If you found our work useful, please cite the following items.

```bibtex
@misc{fang2021alphaprotein,
author = {Hongjie Fang, Zhanda Zhu, Peishen Yan and Hao Yin},
title = {Alpha Protein: Protein Contact-map Prediction Boosted by Attention},
howpublished = {\url{https://github.com/Galaxies99/alpha-protein}},
year = {2021}
}
```

## References

1. Jones, David T., and Shaun M. Kandathil. "High precision in protein contact prediction using fully convolutional neural networks and minimal sequence features." Bioinformatics 34.19 (2018): 3308-3315.

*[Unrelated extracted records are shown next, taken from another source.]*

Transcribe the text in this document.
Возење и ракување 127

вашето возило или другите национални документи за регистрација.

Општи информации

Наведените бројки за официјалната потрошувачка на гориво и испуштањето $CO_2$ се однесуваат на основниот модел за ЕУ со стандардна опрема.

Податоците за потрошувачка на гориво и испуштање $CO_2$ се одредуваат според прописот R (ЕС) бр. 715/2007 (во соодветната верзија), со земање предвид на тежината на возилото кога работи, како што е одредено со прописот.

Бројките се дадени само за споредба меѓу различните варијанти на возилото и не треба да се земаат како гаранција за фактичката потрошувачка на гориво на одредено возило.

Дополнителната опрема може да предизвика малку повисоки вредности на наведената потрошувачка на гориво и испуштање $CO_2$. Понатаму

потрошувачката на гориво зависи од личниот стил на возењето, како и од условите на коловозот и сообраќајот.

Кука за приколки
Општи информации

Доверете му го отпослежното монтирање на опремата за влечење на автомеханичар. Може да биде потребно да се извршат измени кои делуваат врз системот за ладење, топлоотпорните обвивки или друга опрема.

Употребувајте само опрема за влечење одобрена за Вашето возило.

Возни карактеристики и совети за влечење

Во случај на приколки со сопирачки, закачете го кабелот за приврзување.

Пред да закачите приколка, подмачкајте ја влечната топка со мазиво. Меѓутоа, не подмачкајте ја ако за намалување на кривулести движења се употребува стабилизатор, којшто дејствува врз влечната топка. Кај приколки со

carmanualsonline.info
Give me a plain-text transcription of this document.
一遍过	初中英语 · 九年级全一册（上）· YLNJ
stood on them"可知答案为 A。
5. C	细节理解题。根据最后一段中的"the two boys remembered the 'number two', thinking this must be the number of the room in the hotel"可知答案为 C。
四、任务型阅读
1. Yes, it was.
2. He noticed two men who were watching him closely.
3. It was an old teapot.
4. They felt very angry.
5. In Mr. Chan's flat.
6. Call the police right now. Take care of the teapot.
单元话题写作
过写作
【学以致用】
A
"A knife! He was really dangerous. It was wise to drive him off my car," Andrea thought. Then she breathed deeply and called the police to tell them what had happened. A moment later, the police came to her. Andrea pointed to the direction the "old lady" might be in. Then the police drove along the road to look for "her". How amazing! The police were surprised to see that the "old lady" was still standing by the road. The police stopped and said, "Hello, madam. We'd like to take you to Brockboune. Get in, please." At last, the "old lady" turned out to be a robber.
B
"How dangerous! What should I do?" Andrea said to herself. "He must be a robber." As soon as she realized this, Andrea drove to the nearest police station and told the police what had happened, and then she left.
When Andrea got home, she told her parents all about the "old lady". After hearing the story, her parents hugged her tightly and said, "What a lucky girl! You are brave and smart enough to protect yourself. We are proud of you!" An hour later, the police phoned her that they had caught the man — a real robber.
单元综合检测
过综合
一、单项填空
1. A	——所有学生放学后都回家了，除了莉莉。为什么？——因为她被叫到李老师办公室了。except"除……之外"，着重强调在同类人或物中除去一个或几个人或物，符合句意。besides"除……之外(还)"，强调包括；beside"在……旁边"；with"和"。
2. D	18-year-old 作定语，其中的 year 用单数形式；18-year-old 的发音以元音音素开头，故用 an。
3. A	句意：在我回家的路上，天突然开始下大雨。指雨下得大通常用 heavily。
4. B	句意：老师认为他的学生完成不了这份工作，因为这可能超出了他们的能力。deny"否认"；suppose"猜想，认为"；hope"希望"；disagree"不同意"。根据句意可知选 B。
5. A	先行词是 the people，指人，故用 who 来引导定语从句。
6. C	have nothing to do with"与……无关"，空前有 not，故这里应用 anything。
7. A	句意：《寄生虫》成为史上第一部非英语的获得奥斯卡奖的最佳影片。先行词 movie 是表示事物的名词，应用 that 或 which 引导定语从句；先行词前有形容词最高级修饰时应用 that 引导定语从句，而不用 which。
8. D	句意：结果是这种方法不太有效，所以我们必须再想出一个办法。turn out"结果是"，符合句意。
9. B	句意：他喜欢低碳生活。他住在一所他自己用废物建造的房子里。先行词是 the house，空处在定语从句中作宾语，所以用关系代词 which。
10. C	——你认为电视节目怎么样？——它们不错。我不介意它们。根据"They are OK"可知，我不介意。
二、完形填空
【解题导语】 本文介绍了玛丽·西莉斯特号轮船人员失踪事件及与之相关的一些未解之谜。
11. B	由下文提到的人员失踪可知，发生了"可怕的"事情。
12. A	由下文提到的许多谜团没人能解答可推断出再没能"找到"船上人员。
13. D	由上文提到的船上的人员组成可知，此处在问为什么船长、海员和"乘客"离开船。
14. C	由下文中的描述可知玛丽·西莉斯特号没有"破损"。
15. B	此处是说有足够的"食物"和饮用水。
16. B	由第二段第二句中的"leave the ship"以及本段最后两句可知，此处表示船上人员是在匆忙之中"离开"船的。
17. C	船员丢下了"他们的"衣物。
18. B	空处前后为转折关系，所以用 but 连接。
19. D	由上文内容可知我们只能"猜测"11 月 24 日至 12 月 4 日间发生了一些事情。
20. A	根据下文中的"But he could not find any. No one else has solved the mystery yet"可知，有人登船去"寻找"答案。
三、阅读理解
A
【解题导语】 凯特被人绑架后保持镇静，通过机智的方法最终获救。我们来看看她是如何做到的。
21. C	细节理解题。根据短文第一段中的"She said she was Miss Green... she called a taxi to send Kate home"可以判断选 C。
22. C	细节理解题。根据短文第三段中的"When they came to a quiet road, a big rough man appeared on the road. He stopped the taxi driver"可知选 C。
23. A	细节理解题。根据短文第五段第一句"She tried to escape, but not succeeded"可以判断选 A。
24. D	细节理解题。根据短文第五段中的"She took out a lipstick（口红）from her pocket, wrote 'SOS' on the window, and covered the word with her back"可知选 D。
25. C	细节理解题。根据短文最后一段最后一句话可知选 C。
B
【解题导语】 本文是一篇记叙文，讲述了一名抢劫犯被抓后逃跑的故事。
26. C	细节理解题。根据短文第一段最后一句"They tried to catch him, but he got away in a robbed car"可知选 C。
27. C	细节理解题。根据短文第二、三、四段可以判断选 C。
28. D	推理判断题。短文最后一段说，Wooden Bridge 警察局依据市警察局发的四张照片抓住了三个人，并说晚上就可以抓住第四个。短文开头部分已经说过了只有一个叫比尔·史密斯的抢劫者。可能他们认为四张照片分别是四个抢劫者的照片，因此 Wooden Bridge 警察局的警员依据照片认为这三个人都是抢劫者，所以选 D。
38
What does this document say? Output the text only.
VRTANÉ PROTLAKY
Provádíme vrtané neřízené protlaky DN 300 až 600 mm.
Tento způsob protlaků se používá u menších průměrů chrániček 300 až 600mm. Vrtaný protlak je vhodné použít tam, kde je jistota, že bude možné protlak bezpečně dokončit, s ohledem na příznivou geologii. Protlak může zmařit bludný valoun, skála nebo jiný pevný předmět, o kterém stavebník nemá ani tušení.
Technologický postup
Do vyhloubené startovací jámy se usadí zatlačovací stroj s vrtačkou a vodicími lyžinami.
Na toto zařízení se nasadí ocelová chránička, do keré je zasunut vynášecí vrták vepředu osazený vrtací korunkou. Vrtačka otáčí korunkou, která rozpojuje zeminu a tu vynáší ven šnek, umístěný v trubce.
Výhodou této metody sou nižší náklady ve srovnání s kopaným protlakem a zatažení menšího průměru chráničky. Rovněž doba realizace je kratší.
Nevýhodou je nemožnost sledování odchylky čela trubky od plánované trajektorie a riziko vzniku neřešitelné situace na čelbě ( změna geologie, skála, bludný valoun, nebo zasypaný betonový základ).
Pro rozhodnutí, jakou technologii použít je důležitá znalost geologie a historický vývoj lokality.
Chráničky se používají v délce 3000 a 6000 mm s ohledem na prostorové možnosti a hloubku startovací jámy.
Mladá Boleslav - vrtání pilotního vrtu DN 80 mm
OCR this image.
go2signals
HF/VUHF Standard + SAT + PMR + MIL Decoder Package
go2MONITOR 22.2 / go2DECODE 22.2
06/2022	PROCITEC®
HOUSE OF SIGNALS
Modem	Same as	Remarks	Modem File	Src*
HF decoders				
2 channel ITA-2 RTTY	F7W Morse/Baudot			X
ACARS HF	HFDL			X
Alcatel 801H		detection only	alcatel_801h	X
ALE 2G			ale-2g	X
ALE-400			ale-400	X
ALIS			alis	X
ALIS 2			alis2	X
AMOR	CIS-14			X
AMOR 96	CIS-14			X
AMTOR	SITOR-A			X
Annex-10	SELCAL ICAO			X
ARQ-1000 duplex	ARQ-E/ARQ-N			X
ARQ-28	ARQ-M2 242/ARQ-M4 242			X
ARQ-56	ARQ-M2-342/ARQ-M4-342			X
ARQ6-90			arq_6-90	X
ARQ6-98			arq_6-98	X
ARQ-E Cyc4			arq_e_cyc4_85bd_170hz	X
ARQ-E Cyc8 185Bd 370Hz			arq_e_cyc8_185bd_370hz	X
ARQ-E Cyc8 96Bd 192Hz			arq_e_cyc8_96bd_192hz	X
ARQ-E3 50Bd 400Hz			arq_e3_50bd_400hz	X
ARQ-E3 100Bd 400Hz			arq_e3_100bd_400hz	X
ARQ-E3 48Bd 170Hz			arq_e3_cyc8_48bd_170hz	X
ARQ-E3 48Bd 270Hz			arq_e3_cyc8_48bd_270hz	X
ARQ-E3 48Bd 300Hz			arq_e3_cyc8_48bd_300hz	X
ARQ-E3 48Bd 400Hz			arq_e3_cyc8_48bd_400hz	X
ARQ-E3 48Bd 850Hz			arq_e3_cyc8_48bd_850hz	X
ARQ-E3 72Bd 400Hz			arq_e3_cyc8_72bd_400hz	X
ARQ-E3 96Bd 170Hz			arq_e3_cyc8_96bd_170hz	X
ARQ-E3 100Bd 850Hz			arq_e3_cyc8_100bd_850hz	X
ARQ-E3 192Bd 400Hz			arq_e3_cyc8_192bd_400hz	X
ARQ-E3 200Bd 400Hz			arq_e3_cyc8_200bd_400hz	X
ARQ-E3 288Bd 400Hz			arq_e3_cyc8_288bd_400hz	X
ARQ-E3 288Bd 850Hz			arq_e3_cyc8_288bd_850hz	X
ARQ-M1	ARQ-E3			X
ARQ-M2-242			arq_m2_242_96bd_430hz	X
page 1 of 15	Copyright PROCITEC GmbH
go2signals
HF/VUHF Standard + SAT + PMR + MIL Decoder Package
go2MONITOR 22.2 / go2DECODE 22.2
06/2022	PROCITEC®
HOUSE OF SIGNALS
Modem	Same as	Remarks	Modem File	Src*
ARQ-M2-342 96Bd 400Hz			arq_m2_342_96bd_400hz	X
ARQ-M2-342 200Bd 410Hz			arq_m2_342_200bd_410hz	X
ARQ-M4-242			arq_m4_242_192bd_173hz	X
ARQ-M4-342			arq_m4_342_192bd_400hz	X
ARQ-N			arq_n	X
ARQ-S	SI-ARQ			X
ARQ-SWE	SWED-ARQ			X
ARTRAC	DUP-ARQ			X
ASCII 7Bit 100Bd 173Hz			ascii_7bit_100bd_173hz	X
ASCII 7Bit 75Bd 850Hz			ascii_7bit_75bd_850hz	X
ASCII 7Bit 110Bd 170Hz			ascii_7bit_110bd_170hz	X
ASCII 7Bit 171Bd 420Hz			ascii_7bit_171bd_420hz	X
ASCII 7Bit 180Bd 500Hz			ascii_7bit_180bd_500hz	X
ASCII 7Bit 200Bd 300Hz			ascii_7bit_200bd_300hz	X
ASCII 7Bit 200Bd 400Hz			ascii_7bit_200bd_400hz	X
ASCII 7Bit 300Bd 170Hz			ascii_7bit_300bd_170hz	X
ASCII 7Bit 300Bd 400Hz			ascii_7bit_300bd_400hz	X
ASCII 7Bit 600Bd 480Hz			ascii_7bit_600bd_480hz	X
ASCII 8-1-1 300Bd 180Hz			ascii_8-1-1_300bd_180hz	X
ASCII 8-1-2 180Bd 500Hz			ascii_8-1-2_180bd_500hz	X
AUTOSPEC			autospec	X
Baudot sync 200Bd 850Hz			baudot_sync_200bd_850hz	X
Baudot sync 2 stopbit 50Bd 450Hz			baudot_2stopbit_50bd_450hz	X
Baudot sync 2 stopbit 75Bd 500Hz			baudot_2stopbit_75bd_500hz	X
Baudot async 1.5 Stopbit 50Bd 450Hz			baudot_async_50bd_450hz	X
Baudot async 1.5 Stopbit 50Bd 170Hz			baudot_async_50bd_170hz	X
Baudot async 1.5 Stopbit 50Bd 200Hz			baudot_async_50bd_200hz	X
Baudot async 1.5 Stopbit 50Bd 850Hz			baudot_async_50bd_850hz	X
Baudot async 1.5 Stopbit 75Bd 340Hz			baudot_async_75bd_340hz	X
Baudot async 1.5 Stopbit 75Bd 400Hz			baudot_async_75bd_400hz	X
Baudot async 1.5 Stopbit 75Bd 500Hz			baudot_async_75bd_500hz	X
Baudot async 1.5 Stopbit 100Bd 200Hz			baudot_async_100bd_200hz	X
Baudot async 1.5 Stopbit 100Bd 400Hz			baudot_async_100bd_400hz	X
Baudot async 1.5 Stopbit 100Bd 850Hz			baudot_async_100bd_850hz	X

2. Li, Yang, et al. "ResPRE: high-accuracy protein contact prediction by coupling precision matrix with deep residual neural networks." Bioinformatics 35.22 (2019): 4647-4655.

3. Woo, Sanghyun, et al. "Cbam: Convolutional block attention module." Proceedings of the European conference on computer vision (ECCV). 2018.

4. Hu, Jie, Li Shen, and Gang Sun. "Squeeze-and-excitation networks." Proceedings of the IEEE conference on computer vision and pattern recognition. 2018.

5. Vaswani, Ashish, et al. "Scaling local self-attention for parameter efficient visual backbones." arXiv preprint arXiv:2103.12731 (2021).

6. Wang, Xiaolong, et al. "Non-local neural networks." Proceedings of the IEEE conference on computer vision and pattern recognition. 2018.

7. Long, Jonathan, Evan Shelhamer, and Trevor Darrell. "Fully convolutional networks for semantic segmentation." Proceedings of the IEEE conference on computer vision and pattern recognition. 2015.

8. Jiayan Xu. "Protein Contact Map Prediction Using Deep Convolutional Neural Network." master thesis of Shanghai Jiao Tong University (2019).

9. lucidrains/halonet-pytorch, Github repository: [https://github.com/lucidrains/halonet-pytorch](https://github.com/lucidrains/halonet-pytorch)

10. Yu, Fisher, and Vladlen Koltun. "Multi-scale context aggregation by dilated convolutions." arXiv preprint arXiv:1511.07122 (2015).